Joanne Greenberg - Sana Gül Bahçesi Vadetmedim (1964)
27.04.2015 / 16:48 - İstanbul
Uzun zamandır kaplumbağa hızıyla kitap okuyorken,
bir anda tavşan postumu giyip koşmaya başladım. Her kulvarda kendime daha da
yakınlaştığım bir kitapla tanıştım. Bu kitapların ortak yanı ise başkahramanlarıydı;
toplum denen kuruma bedel ödemeye direnen, arayış içindeki bireylerin hikâyesiydi
her biri. Aynı geçmişi ve hatta geleceği paylaşıyorduk. Manzaraya esir
olduğumuz yüksek tepeler, bizim için hem ölüm hem de yaşam demekti. Alabildiğince
önümüze serilmiş olan dünya yaşam ateşimizi körüklüyordu; fakat neden bu
büyüklüğün bir parçası olduğumuzu düşününce, kendimizi o tepeden aşağı bırakmak
istiyorduk. Böylece her şey saniyeler içinde sonlanabilirdi. Bırakamadık, bu
devasa yaşam küresinin esiri olduk.
Sevgili okuyucu,
‘Deli’ce düşüncelerden uzak durmamız için
çocukluğumuzdan itibaren bilinçaltımızı baskılayan ve sadece topluma uygun
düşüncelere yer veren bir yaşam biçimine mahkûm edildik. Kendimizi bulma
çabalarının had safhaya ulaştığı zamanlarımız ise ‘deli’ çağlarımız oldu. Kurumsallaşmanın en çekirdek hali olan
ailemizden başlayarak herkes öyle emindi ki onlar gibi olacağımıza, hatta
onların erişemediklerine biz çocuklarının erişeceğine… Akıllarının sınırlarını
aşıp da, bizim özgürce uçabileceğimiz düşüncesine erişemediler. Bizi o
sınırların yettiği kadar gördüler ve arka bahçemizde olup bitenler onlar için sadece
birer deli saçmasıydı. Zihnimin güneşli dünyasına bakmaya hiç dayanamadılar,
ben de onlara dayanamadım.
Çocuk yaşta
yaşadığım şehri değiştirmek her ne kadar travmatik etkiler yaratsa da,
ilerleyen yaşımla anladım ki dünyayla savaşmaya başlamam bu olaya dayanıyordu.
İlk başta alışmaya çalıştım, onlardan biri olabileceğimi düşünmüştüm. Olamadım.
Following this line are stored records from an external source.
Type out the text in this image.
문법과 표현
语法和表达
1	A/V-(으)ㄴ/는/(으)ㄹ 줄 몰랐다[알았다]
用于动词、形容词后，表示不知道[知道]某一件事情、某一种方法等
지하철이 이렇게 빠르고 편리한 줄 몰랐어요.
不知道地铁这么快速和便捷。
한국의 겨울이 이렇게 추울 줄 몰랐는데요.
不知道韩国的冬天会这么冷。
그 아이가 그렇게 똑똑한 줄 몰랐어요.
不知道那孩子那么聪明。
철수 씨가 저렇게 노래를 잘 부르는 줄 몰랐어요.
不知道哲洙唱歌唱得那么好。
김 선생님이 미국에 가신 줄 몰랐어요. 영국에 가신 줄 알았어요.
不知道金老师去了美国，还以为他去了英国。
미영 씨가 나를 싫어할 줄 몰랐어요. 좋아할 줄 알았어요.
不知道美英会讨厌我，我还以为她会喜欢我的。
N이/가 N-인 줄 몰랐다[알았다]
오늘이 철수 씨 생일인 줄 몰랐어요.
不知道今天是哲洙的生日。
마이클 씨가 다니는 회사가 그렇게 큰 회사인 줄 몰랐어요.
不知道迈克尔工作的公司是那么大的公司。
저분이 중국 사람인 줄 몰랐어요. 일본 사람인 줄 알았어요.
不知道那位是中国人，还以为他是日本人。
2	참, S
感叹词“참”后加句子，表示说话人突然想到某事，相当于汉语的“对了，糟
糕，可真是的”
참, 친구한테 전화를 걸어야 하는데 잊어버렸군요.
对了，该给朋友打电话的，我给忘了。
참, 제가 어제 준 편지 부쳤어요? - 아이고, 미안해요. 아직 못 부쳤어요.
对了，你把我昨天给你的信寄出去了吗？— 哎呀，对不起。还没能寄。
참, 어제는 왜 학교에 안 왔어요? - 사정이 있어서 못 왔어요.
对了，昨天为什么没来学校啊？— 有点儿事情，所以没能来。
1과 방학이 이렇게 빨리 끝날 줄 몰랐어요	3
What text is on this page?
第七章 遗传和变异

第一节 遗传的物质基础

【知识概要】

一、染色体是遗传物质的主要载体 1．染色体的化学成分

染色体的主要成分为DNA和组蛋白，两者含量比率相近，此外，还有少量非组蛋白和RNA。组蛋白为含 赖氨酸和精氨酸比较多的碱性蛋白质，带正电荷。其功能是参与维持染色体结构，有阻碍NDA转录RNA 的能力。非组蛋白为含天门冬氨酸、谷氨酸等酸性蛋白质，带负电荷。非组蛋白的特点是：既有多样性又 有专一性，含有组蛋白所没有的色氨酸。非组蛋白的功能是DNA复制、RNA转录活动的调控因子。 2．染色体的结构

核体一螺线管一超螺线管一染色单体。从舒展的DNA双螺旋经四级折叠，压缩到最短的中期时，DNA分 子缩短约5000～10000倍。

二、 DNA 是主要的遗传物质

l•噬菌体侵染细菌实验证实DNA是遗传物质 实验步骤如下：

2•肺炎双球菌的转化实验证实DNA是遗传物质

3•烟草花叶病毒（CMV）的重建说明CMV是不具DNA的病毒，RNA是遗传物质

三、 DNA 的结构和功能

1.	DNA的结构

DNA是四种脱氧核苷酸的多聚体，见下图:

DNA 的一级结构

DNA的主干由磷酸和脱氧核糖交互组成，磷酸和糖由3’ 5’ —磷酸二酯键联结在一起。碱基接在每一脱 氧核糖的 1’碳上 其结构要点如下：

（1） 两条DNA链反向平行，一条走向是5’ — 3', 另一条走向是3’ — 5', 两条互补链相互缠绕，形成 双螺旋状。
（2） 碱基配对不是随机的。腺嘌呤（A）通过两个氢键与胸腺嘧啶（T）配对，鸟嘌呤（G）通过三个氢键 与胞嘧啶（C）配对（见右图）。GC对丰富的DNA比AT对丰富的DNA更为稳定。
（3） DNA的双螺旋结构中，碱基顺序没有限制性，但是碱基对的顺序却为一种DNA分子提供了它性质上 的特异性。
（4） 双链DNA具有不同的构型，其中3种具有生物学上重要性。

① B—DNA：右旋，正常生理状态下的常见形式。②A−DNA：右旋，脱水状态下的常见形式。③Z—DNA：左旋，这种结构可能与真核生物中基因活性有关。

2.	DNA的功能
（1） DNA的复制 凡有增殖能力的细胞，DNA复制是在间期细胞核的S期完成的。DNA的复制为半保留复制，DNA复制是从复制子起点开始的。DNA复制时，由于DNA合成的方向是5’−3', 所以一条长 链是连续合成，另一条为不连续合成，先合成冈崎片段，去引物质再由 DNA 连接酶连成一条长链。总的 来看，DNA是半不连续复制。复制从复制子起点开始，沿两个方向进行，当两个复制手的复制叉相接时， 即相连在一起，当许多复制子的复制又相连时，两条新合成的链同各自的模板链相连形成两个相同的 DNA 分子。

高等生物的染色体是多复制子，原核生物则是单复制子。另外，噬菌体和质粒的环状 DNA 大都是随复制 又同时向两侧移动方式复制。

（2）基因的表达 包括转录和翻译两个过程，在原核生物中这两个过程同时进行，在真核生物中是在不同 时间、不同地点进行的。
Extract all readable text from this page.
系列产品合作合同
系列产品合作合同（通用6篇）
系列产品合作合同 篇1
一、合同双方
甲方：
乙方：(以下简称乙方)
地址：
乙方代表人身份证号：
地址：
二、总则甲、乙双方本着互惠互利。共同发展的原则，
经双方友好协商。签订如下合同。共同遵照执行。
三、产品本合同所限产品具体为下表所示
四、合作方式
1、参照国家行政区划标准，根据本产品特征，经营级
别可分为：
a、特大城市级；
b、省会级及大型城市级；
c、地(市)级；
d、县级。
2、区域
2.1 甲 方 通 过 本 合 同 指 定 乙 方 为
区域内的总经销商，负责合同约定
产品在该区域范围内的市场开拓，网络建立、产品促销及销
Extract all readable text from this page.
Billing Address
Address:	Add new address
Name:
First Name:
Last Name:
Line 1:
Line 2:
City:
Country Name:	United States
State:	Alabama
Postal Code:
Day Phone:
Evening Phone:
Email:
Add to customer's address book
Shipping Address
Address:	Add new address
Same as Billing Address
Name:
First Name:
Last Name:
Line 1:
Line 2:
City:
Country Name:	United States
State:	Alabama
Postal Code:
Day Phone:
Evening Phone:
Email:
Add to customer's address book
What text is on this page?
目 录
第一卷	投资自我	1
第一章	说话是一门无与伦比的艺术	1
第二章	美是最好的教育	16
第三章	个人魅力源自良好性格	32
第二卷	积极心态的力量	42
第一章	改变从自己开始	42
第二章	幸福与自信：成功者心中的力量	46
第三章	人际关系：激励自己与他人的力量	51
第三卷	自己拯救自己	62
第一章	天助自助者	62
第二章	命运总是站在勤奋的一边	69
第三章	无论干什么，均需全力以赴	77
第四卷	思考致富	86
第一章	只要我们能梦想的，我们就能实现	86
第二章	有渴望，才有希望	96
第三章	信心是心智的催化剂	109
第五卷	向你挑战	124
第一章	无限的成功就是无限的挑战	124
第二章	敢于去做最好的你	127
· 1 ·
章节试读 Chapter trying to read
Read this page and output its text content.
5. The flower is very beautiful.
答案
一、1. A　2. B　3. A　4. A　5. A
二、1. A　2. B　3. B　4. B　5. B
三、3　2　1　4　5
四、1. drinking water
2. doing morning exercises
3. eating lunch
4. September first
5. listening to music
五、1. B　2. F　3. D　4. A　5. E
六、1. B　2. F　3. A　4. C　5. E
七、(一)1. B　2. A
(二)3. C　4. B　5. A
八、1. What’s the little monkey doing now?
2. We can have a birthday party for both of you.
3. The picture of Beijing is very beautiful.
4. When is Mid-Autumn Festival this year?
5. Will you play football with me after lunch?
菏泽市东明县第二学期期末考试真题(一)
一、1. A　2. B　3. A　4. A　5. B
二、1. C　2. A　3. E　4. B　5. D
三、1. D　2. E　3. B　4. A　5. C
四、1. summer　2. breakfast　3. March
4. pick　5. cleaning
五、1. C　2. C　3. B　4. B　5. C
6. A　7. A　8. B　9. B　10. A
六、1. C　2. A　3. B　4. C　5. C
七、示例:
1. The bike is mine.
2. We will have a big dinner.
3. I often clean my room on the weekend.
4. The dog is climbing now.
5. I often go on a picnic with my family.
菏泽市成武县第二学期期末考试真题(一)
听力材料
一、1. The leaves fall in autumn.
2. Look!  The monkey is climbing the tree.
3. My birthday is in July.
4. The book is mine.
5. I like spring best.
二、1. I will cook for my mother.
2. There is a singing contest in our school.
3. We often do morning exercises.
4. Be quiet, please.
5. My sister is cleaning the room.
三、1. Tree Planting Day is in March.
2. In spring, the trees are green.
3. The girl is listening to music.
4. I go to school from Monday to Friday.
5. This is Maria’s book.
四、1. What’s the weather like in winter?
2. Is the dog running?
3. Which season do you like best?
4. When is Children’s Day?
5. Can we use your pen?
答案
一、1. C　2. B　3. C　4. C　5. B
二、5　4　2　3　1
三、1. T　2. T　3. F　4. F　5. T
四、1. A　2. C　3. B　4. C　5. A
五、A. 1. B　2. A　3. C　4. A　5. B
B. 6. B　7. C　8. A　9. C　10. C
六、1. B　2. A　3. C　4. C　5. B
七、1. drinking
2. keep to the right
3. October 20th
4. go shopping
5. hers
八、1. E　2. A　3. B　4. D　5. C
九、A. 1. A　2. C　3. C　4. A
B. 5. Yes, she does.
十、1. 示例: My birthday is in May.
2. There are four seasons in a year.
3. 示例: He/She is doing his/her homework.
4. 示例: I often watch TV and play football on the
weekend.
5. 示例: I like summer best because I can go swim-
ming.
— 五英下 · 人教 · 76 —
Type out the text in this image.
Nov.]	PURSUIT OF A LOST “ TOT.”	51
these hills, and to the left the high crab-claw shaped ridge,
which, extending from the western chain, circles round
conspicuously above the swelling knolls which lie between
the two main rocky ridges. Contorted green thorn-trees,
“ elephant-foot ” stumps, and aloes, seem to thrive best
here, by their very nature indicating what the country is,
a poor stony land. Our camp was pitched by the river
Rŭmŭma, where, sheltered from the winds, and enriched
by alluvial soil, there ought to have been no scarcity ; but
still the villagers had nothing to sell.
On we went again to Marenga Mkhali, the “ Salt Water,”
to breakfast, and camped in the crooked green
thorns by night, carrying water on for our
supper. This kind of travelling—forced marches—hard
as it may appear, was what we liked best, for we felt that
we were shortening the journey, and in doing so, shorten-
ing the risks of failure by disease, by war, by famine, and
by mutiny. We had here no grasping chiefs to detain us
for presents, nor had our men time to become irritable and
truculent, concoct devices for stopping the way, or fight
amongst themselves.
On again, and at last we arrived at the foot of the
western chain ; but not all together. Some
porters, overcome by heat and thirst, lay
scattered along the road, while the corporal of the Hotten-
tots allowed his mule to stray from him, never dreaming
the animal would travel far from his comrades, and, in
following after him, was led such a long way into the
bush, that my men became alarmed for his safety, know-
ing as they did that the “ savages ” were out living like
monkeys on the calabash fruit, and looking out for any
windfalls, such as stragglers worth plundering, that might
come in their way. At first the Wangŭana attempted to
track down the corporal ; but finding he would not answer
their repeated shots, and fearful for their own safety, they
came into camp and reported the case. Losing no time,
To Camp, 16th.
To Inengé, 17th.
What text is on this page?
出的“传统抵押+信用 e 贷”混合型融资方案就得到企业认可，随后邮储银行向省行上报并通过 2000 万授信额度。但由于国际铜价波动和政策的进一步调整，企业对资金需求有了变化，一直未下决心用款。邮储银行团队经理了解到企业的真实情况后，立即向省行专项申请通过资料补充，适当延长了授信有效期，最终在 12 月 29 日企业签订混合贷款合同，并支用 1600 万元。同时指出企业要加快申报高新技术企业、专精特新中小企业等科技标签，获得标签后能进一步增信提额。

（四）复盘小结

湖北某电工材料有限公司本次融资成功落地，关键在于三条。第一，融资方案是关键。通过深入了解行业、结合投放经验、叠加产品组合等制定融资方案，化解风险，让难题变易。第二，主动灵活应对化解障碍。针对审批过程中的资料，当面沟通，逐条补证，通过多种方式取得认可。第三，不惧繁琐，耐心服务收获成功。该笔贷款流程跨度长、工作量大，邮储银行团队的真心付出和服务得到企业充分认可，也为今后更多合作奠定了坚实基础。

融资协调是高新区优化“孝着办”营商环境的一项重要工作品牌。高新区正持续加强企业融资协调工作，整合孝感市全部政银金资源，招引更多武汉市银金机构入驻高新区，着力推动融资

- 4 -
İlk tiyatro deneyimim de bunu anlamamla başladı. Onlardanmış gibi davranmayı
başarmıştım.
İlk üç yıl böyle
geçti. Sonra deli çağlarım başladı, ben ise daha da kopmaya. Kısmen
tiyatroculuğa devam ettiğim de oldu, fakat daha çok hayatımdaki insan sayısını
kısıtlar oldum ve var olanlarla da sınırlı bir ilişki yürüttüm.
Guguk Kuşu- 1975 |
Ait olamama
dürtülerimi ayyuka çıkartmam ise erişkin olmaya bir adım kala başladım. Artık
her şey olgunlaşmıştı ve saklamama lüzum yoktu. Dünya üzerinde var olan seçenekler
arasından en az talep göreni istemek benim için fazlasıyla sıradanken, bu bile
toplumdaki insanlar için sınırı aşmaktı; çünkü bu az tercih edilen seçenek
henüz toplumun kabulünü görmemişti.
Yine de geri adım
atmadım. Gün geçtikçe alışmak yerine, kendime alıştırdım. Onların günah dediği
şeyler aslında kendi yasaklarıydı. Kulak asmadım.
Ait olamadım. Her gün
acı çekiyordum bu kalıplara sığdırılmış insanlarla uyanmaktan. Ama teslim de
olmadım. Henüz bir bedel ödemedim; bedel ödetmeye de pek niyetli değiller. Onlara
göre gözlerimin için de tarif edemedikleri çılgınca bir şey vardı. Onlar gibi
bakmıyordum. Kötülük değildi bu. Üzerine düşünebilecek kadar geniş değildi
sınırları. O gün adımı koydular. Ben bir ruh hastasıydım ve kendi halime
bırakılmalıydım. Bıraktılar; beni anladıkları için değil, o tepeye çıkarsam günaha gireceğim içindi.
Ölmemek üzere...
Not: "Guguk Kuşu" nun neden hayatımın filmi olduğunu soranlara açıklamayı hiç başaramadım. Artık anlatabildiğimi düşünüyorum.